Search code examples
javaflutterdartdeserializationdecode

Unknown Encoding/Serialization of Binary Data

So there is this app I used called "War Council" which is used to build Army lists in the ASOIAF mini war game. It has a list export feature which exports a base64 encoded binary blob like so:

EgVXYXRjaBgFICgoAFoHCIVSELagAVoDCJFSWgMIjFJaAwiRUmCm7gFgse4BYMPtAQ==

This can then be re-imported to another app on another phone etc..

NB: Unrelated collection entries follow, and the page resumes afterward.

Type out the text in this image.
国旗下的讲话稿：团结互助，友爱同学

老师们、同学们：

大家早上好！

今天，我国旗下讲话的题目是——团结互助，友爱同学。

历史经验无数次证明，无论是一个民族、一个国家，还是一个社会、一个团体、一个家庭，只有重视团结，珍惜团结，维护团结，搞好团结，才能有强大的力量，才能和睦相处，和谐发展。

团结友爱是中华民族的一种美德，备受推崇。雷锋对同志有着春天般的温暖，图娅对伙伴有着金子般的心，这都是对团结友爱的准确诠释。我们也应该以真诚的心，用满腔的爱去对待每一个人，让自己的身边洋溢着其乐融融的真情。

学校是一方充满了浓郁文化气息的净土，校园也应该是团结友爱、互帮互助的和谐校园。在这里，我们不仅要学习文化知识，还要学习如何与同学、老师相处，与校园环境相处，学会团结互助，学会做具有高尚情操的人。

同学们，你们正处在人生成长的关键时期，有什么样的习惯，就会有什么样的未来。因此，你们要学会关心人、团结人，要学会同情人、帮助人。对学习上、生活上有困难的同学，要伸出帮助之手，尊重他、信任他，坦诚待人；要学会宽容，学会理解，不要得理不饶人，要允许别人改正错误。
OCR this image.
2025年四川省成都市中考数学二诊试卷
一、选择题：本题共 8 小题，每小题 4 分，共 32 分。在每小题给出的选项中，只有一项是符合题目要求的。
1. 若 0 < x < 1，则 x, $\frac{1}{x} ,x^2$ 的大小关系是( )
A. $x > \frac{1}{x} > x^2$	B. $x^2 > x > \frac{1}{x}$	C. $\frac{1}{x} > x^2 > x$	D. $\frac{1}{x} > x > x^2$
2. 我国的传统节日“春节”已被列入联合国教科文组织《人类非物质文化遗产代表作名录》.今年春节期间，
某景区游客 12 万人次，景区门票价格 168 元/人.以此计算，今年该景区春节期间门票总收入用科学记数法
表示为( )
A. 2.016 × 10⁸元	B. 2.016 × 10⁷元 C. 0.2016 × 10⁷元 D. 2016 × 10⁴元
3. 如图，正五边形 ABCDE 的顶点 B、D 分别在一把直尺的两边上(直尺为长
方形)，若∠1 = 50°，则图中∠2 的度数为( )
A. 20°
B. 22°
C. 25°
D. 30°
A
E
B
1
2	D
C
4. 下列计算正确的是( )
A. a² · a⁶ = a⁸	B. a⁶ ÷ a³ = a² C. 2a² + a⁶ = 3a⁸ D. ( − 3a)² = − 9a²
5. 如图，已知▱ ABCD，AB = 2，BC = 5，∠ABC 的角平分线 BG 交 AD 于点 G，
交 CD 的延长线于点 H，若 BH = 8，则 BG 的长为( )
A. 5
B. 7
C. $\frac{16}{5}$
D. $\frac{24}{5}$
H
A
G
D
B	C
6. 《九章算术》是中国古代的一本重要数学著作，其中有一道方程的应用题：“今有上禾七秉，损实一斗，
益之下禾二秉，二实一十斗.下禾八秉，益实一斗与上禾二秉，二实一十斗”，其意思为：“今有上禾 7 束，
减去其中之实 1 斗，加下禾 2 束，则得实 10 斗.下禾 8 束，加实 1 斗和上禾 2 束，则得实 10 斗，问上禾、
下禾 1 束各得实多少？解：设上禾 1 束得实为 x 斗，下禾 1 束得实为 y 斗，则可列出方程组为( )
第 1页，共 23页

When I decode this and xxd it I see:

┌──(admuser㉿wkstation5)-[~]
└─$ xxd decoded2.txt 
00000000: 1209 6a6f 6b69 6e20 6361 7618 0620 2828  ..jokin cav.. ((
00000010: 005a 0708 ac51 10c8 9f01 5a07 08ec 5210  .Z...Q....Z...R.
00000020: c99f 015a 0308 f452 5a03 08ee 5260 90ef  ...Z...RZ...R`..
00000030: 0160 94ef 0160 92ef 01                   .`...`...

Here is another one:

Eglqb2tpbiBjYXYYBiAoKABaBwisURDInwFaBwjsUhDJnwFaAwj0UloDCO5SYJDvAWCU7wFgku8B

┌──(admuser㉿wkstation5)-[~]
└─$ xxd decode.txt 
00000000: 1205 5761 7463 6818 0520 2828 005a 0708  ..Watch.. ((.Z..
00000010: 8552 10b6 a001 5a03 0891 525a 0308 8c52  .R....Z...RZ...R
00000020: 5a03 0891 5260 a6ee 0160 b1ee 0160 c3ed  Z...R`...`...`..
00000030: 01                                       .

In the above Watch list, there should be a nights watch spearman unit that has an Id of 10513 in the War Council data. But cant seem to derive that from the data. If it is in fact using the id to store the unit which im inclined to think it is.

I've done a bit of analysis and the App represents all units as integers. I notice that Watch and jokin cav was the name of the lists I gave them. And it appears to always start with 12 and the 05 or 09 represents the length of the string that follows.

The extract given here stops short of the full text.